E a garantia da qualidade dos alimentos é sempre assegurada, “em caso de problema com o alimento, a gente repõe. A escola nunca perde”, conta.
Apesar dos recursos para o PNAE estarem previamente estabelecidos dentro do orçamento federal, com o repasse mensal automático para os estados e municípios, o representante da Coopaf relata atrasos nos pagamentos por algumas gestões públicas. Mesmo assim, a cooperativa garante a renda aos produtores.
“A gente lida com os atrasos [no pagamento], mas teve uma prefeitura que deixou prejuízo de R$ 20 mil. Está na Justiça. Mas os produtores receberam no dia certo. Todo dia 15 eles são pagos pela produção. Por isso é importante ter capital de giro”, explica.
União para crescer
Após atingir a receita recorde, a cooperativa cogitou se era o momento de realizar a distribuição do lucro líquido entre os cooperados. No entanto, em assembleia, foi decidido investir todo o valor na cooperativa, com o aluguel e reforma do galpão, a criação da loja agropecuária e a aquisição de outras infraestruturas, como as duas novas câmaras frias.
Hoje, as famílias cooperadas se orgulham da decisão.
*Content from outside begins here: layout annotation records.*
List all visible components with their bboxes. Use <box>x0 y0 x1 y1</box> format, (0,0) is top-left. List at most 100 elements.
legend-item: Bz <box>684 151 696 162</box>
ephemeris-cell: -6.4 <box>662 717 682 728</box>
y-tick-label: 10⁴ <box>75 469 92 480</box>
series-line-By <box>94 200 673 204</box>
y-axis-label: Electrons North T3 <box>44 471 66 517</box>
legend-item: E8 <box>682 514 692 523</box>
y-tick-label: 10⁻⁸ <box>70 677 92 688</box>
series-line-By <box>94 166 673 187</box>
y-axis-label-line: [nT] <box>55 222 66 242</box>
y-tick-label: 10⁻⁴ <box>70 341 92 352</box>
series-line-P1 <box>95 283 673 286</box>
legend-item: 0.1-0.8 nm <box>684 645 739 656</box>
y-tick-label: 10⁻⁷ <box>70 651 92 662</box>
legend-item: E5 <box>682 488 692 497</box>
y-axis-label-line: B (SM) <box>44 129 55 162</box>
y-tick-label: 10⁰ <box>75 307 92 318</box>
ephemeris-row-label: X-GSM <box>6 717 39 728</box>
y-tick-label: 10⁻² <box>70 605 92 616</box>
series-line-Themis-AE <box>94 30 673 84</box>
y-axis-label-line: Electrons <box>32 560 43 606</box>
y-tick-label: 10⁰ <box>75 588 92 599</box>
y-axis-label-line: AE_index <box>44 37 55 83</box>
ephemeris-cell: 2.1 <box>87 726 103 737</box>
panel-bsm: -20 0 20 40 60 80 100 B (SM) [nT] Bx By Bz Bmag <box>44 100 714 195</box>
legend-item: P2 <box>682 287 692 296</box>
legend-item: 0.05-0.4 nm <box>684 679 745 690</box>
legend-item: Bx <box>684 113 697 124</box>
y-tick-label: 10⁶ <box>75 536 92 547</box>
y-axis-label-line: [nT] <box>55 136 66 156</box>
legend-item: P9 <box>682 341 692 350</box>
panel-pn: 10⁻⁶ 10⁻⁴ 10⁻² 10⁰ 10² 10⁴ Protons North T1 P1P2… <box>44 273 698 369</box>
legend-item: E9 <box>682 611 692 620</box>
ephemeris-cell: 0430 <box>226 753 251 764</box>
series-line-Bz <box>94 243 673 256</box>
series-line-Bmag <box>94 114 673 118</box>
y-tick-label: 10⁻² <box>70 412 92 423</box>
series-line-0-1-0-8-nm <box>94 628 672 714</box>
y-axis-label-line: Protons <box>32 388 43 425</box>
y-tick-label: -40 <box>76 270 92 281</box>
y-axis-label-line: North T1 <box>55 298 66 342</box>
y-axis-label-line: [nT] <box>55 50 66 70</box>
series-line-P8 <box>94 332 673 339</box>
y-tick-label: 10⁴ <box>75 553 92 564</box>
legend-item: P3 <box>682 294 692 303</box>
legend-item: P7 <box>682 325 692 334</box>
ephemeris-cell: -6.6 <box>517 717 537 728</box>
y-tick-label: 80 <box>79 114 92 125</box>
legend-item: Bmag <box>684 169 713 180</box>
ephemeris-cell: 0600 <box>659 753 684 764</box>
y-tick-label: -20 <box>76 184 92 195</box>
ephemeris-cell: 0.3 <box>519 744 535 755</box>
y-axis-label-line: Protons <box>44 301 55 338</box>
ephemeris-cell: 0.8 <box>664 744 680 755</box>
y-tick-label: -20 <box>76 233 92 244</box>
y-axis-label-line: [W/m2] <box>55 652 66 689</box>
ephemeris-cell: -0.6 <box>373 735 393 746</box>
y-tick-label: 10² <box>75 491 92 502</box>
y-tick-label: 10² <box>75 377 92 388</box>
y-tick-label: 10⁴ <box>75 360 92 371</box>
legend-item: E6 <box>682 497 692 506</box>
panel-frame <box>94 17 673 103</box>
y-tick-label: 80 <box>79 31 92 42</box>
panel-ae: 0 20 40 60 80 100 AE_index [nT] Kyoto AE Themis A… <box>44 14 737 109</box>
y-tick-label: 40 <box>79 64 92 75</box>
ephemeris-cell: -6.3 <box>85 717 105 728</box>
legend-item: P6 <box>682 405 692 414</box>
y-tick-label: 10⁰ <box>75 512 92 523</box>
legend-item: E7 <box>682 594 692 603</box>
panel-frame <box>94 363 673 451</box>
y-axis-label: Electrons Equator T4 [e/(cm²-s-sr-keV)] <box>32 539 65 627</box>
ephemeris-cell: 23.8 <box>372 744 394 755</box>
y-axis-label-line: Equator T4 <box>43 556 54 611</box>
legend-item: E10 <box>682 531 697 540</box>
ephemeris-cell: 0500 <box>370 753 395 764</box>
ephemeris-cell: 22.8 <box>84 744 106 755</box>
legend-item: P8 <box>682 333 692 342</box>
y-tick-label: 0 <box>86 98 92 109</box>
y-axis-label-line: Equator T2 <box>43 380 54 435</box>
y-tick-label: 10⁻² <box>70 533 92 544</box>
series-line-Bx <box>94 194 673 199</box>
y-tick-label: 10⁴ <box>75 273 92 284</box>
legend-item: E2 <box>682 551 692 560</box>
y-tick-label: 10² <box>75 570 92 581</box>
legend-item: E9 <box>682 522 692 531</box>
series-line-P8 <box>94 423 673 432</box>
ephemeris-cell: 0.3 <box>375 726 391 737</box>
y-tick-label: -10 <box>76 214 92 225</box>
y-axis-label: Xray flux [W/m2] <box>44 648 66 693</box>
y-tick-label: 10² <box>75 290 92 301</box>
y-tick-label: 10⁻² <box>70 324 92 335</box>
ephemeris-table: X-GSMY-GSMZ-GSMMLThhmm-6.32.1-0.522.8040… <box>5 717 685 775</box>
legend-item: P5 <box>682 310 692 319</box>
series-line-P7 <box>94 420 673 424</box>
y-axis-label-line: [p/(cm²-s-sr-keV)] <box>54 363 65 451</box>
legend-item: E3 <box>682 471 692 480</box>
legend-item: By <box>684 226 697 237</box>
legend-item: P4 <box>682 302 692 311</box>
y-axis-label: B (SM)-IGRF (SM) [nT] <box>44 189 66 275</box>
É o que conta Rodrigo Amaral Novaes, cooperado da Coopaf, que atualmente produz verduras, folhas e beterraba para a alimentação escolar. “Foi bem melhor ter expandido a cooperativa. Ter pego esse dinheiro e investido”.
O produtor defende que o fortalecimento da cooperativa contribui para sua permanência no campo como agricultor familiar. “Muito produtor hoje produz e não tem onde vender. Eu produzo e tenho onde vender. Tenho 28 anos, da minha idade quase não tem jovem na roça”, destaca.
Mais mulheres e agroecologia
Com toda essa trajetória a Coopaf pretende avançar ainda mais. Adriana é a primeira mulher a ser presidente da cooperativa e consigo traz a necessidade e importância de se abrirem mais espaços para mais mulheres na cooperativa, junto ao aumento da produção agroecológica. “Temos o desafio de avançar na transição agroecológica e na participação e protagonismo das mulheres”. Apesar de muitas mulheres construírem a cooperativa, através de sua produção e de suas famílias, ainda são poucas juridicamente vinculadas à cooperativa – papel assumido hegemonicamente pelos homens. Hoje, as 141 famílias cooperadas são representadas por 131 homens e 28 mulheres.
Adriana defende que essa participação feminina é necessária para a autonomia das mesmas. “Fico muito feliz quando ouço que uma produtora vai tirar a CNH com dinheiro do PNAE, comprar um tratorio com dinheiro do PNAE, fazer escova com dinheiro do PNAE. A cooperativa é muito maior que a economia, sendo que a economia é muito importante na autonomia das mulheres”. E conclui, “o trabalho é coletivo e eu sinto muito orgulho de fazer parte disso”.
*Matéria produzida a partir da visita de campo à Coopaf durante o Seminário “O Programa Nacional de Alimentação Escolar: Olhares a partir da Agricultura Familiar e Agroecologia no Brasil”, realizado em Viçosa (MG), em abril de 2023.